A local shepherd, Habibullah, 65, helps us cross the stream. His goats run along with us. Habibullah has seen life closely on the LoC. He has seen his stock run into the other side of the LoC and come back the next day. Unlike humans who are barred from going to the other side, his goats, he says, are “countryless".
But the crossing over of his stock to the other side has its own problems. Sometimes the goats get stuck in the barbed wires and bleed themselves to death. Or worse, they step over the land mines that are spread across the fence on both sides.
As we cross the stream, a strange irony is hard to miss. The Haji Pir stream that flows from Pakistan drops its waters into Jhelum. The Jhelum then snakes its way into Pakistan, thus returning the waters back to the place of its origin.
Across the stream is Tilawadi, a village with half the population of Balkote. Many people here, like every other village on the LoC, are appalled by the very thought of a fence — or any form of physical barrier. The fence has literally divided their village into half.
Mohammad Ayoub, a 45-year-old local farmer, has half of his agricultural land on the other side of the fence. Decades ago, his father Muhammad Sartaj used to get some sort of compensation from the government for the land that had gone to the other side. After his death the compensation stopped to come. Ayoub, wholly dependent on farming, was given no reasons.
“Our family owned this land much before the fence was setup. Today the fence still exists but our land doesn’t," Ayoub says, his eyes fixed to the ground.
Tilawadi is a village under the lap of a mountain. The border fence runs along it and makes its way up the mountain till Charunda – our last stop.
As we trek our way to the last village on the LoC, the fence starts to become thicker, the wires more tangled. The lush green grass and tall pine trees remain divided. A constant vigil by both the armies, overlooking the mountain, feels unnecessary. Not until you come to think that this is the LoC and the Armies facing each other are there to protect the every inch of the land they hold.

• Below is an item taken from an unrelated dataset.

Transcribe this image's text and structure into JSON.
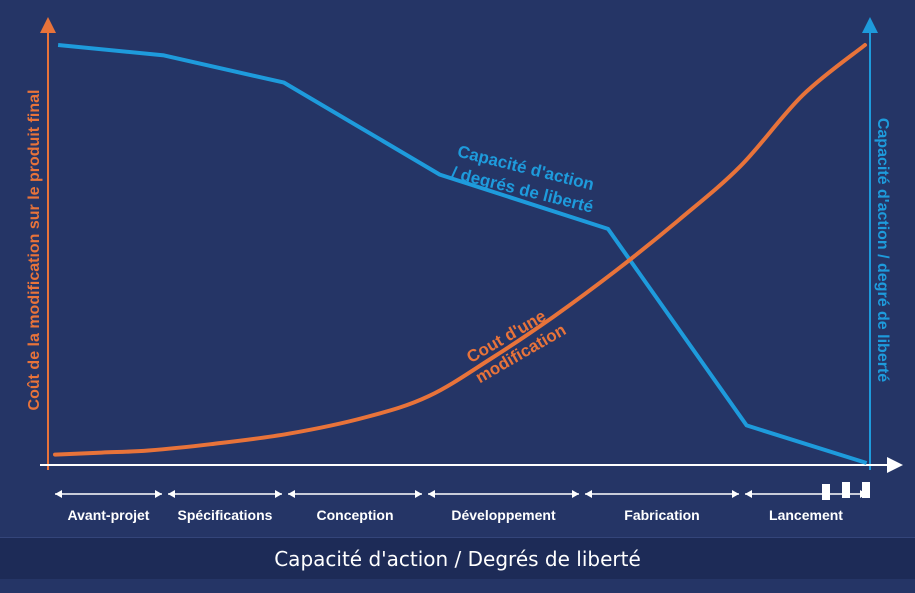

In Charunda, a strange reality awaits us. A soldier is calling the students who have trekked for hours to reach their homes. What’s odd is that there are no names to be heard. Only numbers.
“Number four," shouts the Army Jawan.
A young boy emerges from the group, signs on a piece of paper and walks away into a maze of old wooden houses.
Haji Asadullah Mir, the 80-year-old Sarpanch of Charunda, sums up the irony of living at the LoC. As his white beard flows carelessly amidst the breeze, he looks at me and speaks in a very soft tone.
“The first village on other side is not more than 800 meters away, still there is a time zone difference of 30 minutes between them and us. They couldn’t even stop at dividing the time."